One of the most powerful things about the movie is the sense of care given to ordinary details of life. Much of the film is shot through the eyes of Bauby. You’re in his mind, seeing what he sees and, given his circumstances, what he sees is fairly limited. However, there’s an almost reverent quality to the way this film pays attention: long pauses on the faces of people who come to see Bauby, and work with him; and repeated appearances of the beach outside the hospital, shot from only slightly different angles each time. Even a fly that lands on Bauby’s nose in the middle of the film is given its due.

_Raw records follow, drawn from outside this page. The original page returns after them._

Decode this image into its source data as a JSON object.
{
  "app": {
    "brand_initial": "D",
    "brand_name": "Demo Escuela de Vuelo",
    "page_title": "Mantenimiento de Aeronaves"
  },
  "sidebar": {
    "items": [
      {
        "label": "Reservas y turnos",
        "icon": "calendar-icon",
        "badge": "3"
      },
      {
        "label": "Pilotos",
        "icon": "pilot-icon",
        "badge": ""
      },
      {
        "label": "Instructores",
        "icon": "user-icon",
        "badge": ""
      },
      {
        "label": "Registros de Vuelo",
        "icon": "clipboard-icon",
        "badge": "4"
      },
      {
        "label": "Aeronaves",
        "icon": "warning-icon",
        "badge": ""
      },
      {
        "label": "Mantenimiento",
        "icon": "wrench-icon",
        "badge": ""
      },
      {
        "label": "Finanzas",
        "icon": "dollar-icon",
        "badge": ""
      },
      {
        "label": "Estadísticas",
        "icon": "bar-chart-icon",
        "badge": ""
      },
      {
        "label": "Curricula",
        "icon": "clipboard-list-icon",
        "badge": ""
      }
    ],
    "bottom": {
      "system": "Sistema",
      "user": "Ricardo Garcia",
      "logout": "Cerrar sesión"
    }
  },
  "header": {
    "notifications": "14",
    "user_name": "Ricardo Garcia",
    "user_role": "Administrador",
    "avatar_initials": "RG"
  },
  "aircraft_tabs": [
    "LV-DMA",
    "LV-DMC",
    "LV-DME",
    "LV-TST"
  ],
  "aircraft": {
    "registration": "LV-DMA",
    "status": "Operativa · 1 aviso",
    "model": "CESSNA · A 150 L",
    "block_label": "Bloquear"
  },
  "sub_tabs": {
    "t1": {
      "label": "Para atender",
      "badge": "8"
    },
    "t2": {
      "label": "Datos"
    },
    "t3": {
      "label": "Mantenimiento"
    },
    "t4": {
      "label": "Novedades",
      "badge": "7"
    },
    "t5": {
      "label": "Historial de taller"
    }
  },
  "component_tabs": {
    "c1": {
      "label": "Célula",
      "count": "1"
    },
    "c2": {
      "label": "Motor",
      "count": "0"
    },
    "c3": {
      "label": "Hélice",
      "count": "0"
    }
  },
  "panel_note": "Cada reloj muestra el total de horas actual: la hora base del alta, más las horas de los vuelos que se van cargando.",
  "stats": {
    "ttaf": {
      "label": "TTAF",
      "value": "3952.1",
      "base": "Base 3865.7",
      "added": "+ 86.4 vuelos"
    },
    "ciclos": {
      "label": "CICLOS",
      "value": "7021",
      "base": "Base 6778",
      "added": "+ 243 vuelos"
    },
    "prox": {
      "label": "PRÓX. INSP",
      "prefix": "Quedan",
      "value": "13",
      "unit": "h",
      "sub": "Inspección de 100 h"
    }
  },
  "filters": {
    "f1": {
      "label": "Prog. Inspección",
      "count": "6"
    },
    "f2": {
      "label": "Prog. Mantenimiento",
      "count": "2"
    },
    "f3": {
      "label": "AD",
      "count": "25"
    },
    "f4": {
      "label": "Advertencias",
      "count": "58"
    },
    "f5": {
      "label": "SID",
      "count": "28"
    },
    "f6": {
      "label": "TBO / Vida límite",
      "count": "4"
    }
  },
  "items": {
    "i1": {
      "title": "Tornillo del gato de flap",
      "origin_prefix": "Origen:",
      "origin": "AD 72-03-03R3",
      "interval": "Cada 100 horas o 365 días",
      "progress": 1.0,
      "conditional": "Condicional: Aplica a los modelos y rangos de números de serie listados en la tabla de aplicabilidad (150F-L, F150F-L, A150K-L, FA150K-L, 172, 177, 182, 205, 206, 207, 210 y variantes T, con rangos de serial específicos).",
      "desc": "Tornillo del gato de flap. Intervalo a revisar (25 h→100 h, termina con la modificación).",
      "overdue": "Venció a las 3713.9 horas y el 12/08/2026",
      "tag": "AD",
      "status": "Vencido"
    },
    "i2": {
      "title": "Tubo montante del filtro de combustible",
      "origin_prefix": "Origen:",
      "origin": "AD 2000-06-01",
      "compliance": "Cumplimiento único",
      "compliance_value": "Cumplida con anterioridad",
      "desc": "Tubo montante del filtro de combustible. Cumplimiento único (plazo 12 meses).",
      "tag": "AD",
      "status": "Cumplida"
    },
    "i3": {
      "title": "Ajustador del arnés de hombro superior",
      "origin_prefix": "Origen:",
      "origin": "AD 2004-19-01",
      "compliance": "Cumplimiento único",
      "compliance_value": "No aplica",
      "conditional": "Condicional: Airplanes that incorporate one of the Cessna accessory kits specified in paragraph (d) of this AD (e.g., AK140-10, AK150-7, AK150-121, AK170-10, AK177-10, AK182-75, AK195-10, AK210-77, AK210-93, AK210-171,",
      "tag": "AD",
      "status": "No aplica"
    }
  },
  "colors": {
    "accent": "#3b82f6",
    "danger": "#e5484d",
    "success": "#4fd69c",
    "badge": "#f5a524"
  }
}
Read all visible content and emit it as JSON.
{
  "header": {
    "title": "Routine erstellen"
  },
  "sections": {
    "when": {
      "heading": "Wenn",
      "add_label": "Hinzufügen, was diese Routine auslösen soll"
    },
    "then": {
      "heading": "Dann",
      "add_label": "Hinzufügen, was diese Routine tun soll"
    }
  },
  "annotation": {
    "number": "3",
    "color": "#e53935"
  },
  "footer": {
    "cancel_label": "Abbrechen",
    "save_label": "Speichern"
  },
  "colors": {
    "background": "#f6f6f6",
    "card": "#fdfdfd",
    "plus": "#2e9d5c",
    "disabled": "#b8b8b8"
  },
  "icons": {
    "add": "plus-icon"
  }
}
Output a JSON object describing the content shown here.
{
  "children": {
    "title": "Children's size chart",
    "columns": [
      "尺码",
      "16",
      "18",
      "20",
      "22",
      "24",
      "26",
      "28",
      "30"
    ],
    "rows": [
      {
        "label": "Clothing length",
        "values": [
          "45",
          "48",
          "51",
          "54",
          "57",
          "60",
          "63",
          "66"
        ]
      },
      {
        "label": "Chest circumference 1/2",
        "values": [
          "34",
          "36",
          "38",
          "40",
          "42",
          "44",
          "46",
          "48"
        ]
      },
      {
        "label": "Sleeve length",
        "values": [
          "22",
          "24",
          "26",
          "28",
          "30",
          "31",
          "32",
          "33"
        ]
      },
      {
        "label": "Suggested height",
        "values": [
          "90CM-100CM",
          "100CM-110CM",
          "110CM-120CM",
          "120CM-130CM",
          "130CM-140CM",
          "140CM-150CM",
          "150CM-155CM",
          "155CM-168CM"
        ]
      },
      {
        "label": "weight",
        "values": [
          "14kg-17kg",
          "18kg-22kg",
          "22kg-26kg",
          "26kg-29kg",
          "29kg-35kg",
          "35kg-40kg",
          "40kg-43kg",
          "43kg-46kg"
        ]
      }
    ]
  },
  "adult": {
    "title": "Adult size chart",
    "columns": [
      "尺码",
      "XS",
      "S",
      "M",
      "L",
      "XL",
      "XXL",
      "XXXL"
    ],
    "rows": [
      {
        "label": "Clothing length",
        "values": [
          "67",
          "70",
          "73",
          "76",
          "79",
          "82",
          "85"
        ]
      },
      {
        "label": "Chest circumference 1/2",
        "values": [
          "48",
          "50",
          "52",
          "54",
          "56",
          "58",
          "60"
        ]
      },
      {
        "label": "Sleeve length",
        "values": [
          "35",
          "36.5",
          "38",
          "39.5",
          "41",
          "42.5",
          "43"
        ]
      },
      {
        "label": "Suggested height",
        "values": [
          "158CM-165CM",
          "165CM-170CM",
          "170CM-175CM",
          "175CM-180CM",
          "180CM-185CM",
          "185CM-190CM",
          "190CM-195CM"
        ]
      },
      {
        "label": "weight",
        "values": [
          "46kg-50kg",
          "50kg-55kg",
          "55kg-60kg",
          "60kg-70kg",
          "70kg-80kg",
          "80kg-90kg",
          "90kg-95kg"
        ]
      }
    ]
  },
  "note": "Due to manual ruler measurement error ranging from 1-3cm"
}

In addition, the amazing capacity of the human imagination is on display in the film, as Bauby constructs alternate realities filled with romantic dinners and unwritten manuscripts finally written. He also reconstructs his past, partly in an attempt to make amends to those he had harmed.
During an interview clip, artist and director Julian Schnabel says he actually didn’t want to do this movie. It was more like it came to him, and he had to do it.
“I used to go up to read to Fred Hughes, Andy Warhol’s business partner, who had multiple sclerosis. And as Fred got worse, he ended up locked inside his body. I had been thinking that I might make a movie about Fred when his nurse, Darren McCormick, gave me Bauby’s memoir, The Diving Bell and the Butterfly. Then, in 2003, when my father was dying, the script arrived from Kennedy. So it didn’t feel quite like taking on a commissioned job.”
Towards the end of the interview, Schnabel says that the movie is kind of Buddhist, and I think he’s right. One of the strong elements present was a sense that the condition of one’s body — one’s form — does not make or break being human. In some ways, Bauby was much more alive and awake during the last year of his life than at any time before then. And Schnabel’s film doesn’t show this by separating him from his body — it’s through embodying exactly where he was at that Bauby exudes aliveness. Even his dreams and imaginings always come back to the present, sometimes almost seamlessly.
A friend of mine used to volunteer in a program founded by Matthew Sanford, a paralyzed yoga teacher. This quote from Matthew rings a similar chord to the movie:
“It took a devastating car accident, paralysis from the chest down, and dependence on a wheelchair before I truly realized the importance of waking both my mind and my body.”
Odds are that many of us will never experience this kind of physical devastation, but nearly everyone seems to face, at some point or another, a traumatic event or series of events that provide great opportunities to see life clearly and live it more fully.
It’s so easy to get swamped in the negative, letting difficult circumstances take your life over until you have lost yourself completely. The beauty of this film is that it reminds us that nothing is unworkable, and that anything, even the most traumatic of events, can be used as a vehicle for transforming your life into its own greatness.